Within the Sāṃkhya vision, consciousness is identified solely with Puruṣa, which is described as pure, non-material awareness. Puruṣa is eternal, unchanging, inactive, and never an object among other objects; it is consciousness itself rather than an entity that merely possesses consciousness. It does not think, act, or transform, but rather serves as the luminous principle that makes experience possible. Prakṛti, by contrast, including mind, ego, and intellect, is entirely unconscious, even though it is dynamic and creative through the interplay of the guṇas. What is ordinarily taken to be “my consciousness” is, in this framework, the appearance of awareness when Puruṣa’s pure consciousness is reflected in the subtle apparatus of buddhi. Thus, Sāṃkhya denies that consciousness can ever emerge from matter, holding instead that it is an independent and irreducible principle.

This understanding also carries a strongly pluralistic implication: there are countless Puruṣas, each a distinct center of pure consciousness.
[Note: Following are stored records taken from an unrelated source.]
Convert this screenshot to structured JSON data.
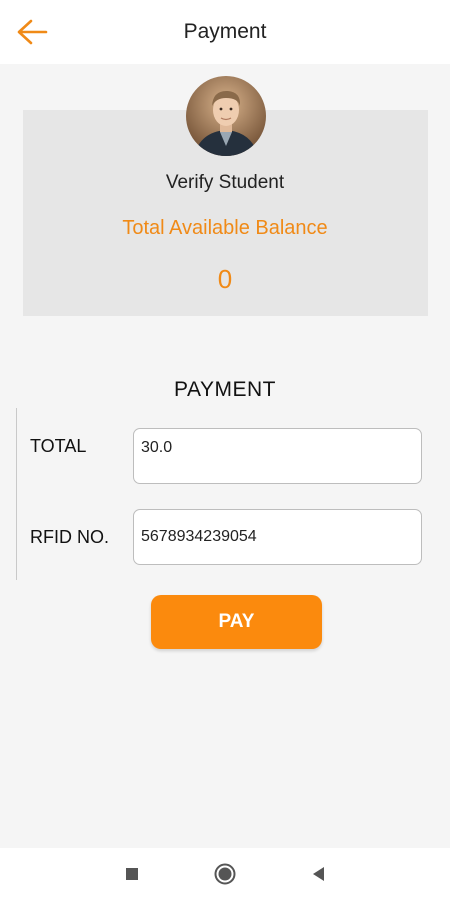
{
  "header": {
    "title": "Payment",
    "back_icon": "arrow-left-icon",
    "accent_color": "#f08a17"
  },
  "student_card": {
    "avatar_icon": "student-avatar",
    "verify_label": "Verify Student",
    "balance_label": "Total Available Balance",
    "balance_value": "0"
  },
  "payment": {
    "section_title": "PAYMENT",
    "total_label": "TOTAL",
    "total_value": "30.0",
    "rfid_label": "RFID NO.",
    "rfid_value": "5678934239054",
    "pay_button": "PAY",
    "pay_color": "#fb8a0d"
  },
  "system_nav": {
    "items": [
      "recent-apps-icon",
      "home-icon",
      "back-triangle-icon"
    ]
  }
}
Individual experience, bondage, and eventual freedom are explained by reference to these many Puruṣas, each seemingly entangled with the movements of a particular stream of Prakṛti. Yet Puruṣa itself remains forever untouched, functioning as a passive witness (sākṣin) that merely observes the modifications of Prakṛti without acting or being acted upon. The sense of being a doer or enjoyer belongs, in truth, to Prakṛti’s instruments—mind, ego, and intellect—but is mistakenly attributed to Puruṣa through ignorance. This misidentification gives rise to the felt bondage of the self to the changing world.
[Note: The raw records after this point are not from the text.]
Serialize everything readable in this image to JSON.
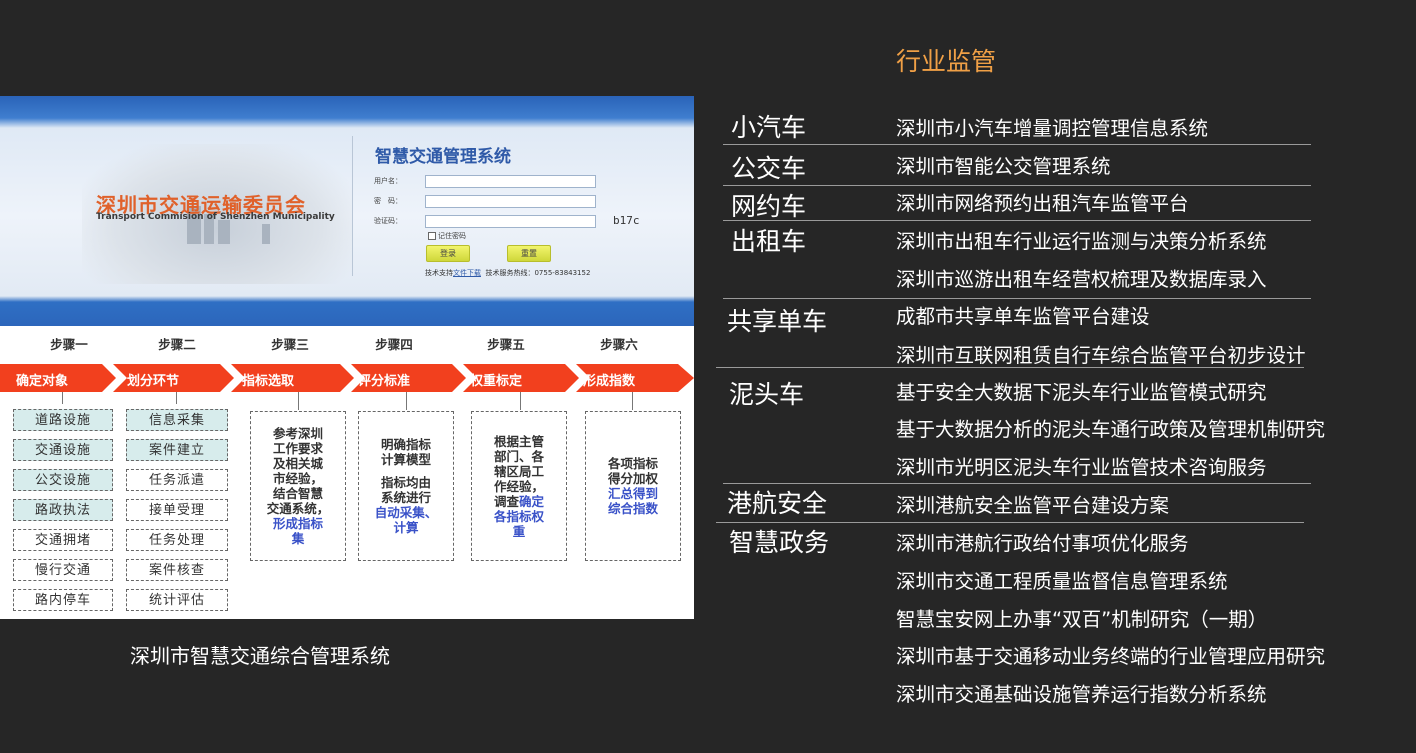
{
  "left_panel": {
    "org_name_cn": "深圳市交通运输委员会",
    "org_name_en": "Transport Commision of Shenzhen Municipality",
    "system_title": "智慧交通管理系统",
    "username_label": "用户名：",
    "password_label": "密　码：",
    "captcha_label": "验证码：",
    "captcha_code": "b17c",
    "remember_label": "记住密码",
    "login_button": "登录",
    "reset_button": "重置",
    "support_prefix": "技术支持",
    "support_link": "文件下载",
    "support_hotline": "技术服务热线：0755-83843152",
    "steps": [
      {
        "title": "步骤一",
        "action": "确定对象"
      },
      {
        "title": "步骤二",
        "action": "划分环节"
      },
      {
        "title": "步骤三",
        "action": "指标选取"
      },
      {
        "title": "步骤四",
        "action": "评分标准"
      },
      {
        "title": "步骤五",
        "action": "权重标定"
      },
      {
        "title": "步骤六",
        "action": "形成指数"
      }
    ],
    "objects": [
      "道路设施",
      "交通设施",
      "公交设施",
      "路政执法",
      "交通拥堵",
      "慢行交通",
      "路内停车"
    ],
    "links": [
      "信息采集",
      "案件建立",
      "任务派遣",
      "接单受理",
      "任务处理",
      "案件核查",
      "统计评估"
    ],
    "desc3": {
      "black": [
        "参考深圳",
        "工作要求",
        "及相关城",
        "市经验，",
        "结合智慧",
        "交通系统，"
      ],
      "blue": [
        "形成指标",
        "集"
      ]
    },
    "desc4": {
      "black1": [
        "明确指标",
        "计算模型"
      ],
      "black2": [
        "指标均由",
        "系统进行"
      ],
      "blue": [
        "自动采集、",
        "计算"
      ]
    },
    "desc5": {
      "black": [
        "根据主管",
        "部门、各",
        "辖区局工",
        "作经验，",
        "调查"
      ],
      "blue_inline": "确定",
      "blue": [
        "各指标权",
        "重"
      ]
    },
    "desc6": {
      "black": [
        "各项指标",
        "得分加权"
      ],
      "blue": [
        "汇总得到",
        "综合指数"
      ]
    },
    "caption": "深圳市智慧交通综合管理系统"
  },
  "right_panel": {
    "title": "行业监管",
    "categories": [
      {
        "name": "小汽车",
        "items": [
          "深圳市小汽车增量调控管理信息系统"
        ]
      },
      {
        "name": "公交车",
        "items": [
          "深圳市智能公交管理系统"
        ]
      },
      {
        "name": "网约车",
        "items": [
          "深圳市网络预约出租汽车监管平台"
        ]
      },
      {
        "name": "出租车",
        "items": [
          "深圳市出租车行业运行监测与决策分析系统",
          "深圳市巡游出租车经营权梳理及数据库录入"
        ]
      },
      {
        "name": "共享单车",
        "items": [
          "成都市共享单车监管平台建设",
          "深圳市互联网租赁自行车综合监管平台初步设计"
        ]
      },
      {
        "name": "泥头车",
        "items": [
          "基于安全大数据下泥头车行业监管模式研究",
          "基于大数据分析的泥头车通行政策及管理机制研究",
          "深圳市光明区泥头车行业监管技术咨询服务"
        ]
      },
      {
        "name": "港航安全",
        "items": [
          "深圳港航安全监管平台建设方案"
        ]
      },
      {
        "name": "智慧政务",
        "items": [
          "深圳市港航行政给付事项优化服务",
          "深圳市交通工程质量监督信息管理系统",
          "智慧宝安网上办事“双百”机制研究（一期）",
          "深圳市基于交通移动业务终端的行业管理应用研究",
          "深圳市交通基础设施管养运行指数分析系统"
        ]
      }
    ]
  }
}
From this standpoint, spiritual practice is oriented toward a clear discrimination between the conscious and the unconscious principles. Liberation, termed kaivalya, is the state in which Puruṣa stands in its own nature, fully recognized as distinct from all mental and material processes. When this discernment is complete, the illusion that consciousness is bound up with the activities of Prakṛti falls away, and the witness is known as ever free. In such a vision, consciousness is not something to be produced or perfected, but something to be recognized as already pure, independent, and fundamentally other than the flux of experience it illuminates.